How to Get a Handle on Your Training

  • A sweet sharpei who, in order to have his nails trimmed, has to be anesthetized by his veterinarian
  • A cairn terrier who was “diagnosed” as having a serious aggression problem by a groomer who insisted on completing a trim despite the dog’s obvious anxiety and distress
  • A man who was chastised by his veterinarian for being too soft on his dysplastic 7-year-old rottweiler because this man didn’t “discipline” the dog when she growled in response to a forceful examination
  • A chow-chow who is so terrified of the veterinarian’s office that he now refuses to ever get in the family car to go anywhere
  • A woman who was honestly surprised when I told her that she could bath and trim her lab puppy’s nails at home rather than paying a groomer to do this
  • And, most recently, a woman whose veterinarian advised her (in the presence of her 5-year-old son) to immediately euthanize the family’s young springer spaniel -- because he barks fiercely when visitors come to the door! (Note: I had previously evaluated this dog and found him pushy, spoiled and, most important, completely redeemable.)
These are all actual cases.
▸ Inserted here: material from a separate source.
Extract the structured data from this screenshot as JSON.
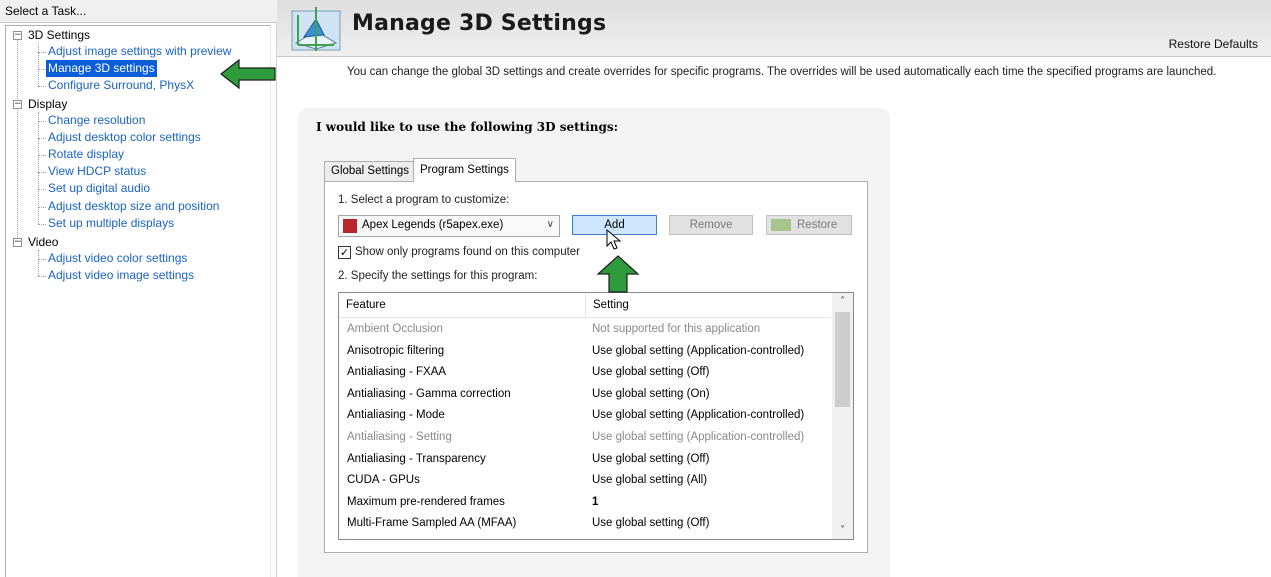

And my intent here is not to indict veterinarians or groomers in general (a couple in particular maybe…). No, what I want to do is scream “enough already”! Dogs are suffering needlessly from fear and discomfort because a) we don’t adequately prepare them for a life punctuated with physical exams, medical treatments and grooming, and b) we abdicate our role as our animals’ primary caretaker.
Like all of us, I too have been guilty of training neglect. I can easily recall when one of my dogs, a dachshund mix named Gnat, attempted to swan-dive off our vet’s 3-foot-high exam table to avoid an injection.
I could have never gotten away with such inadequate training at my previous job as a zookeeper. In that setting, the most important “tricks” we trained the whales, elephants and walruses to perform were husbandry behaviors; that is, behaviors useful for an animal’s future veterinary care or routine grooming.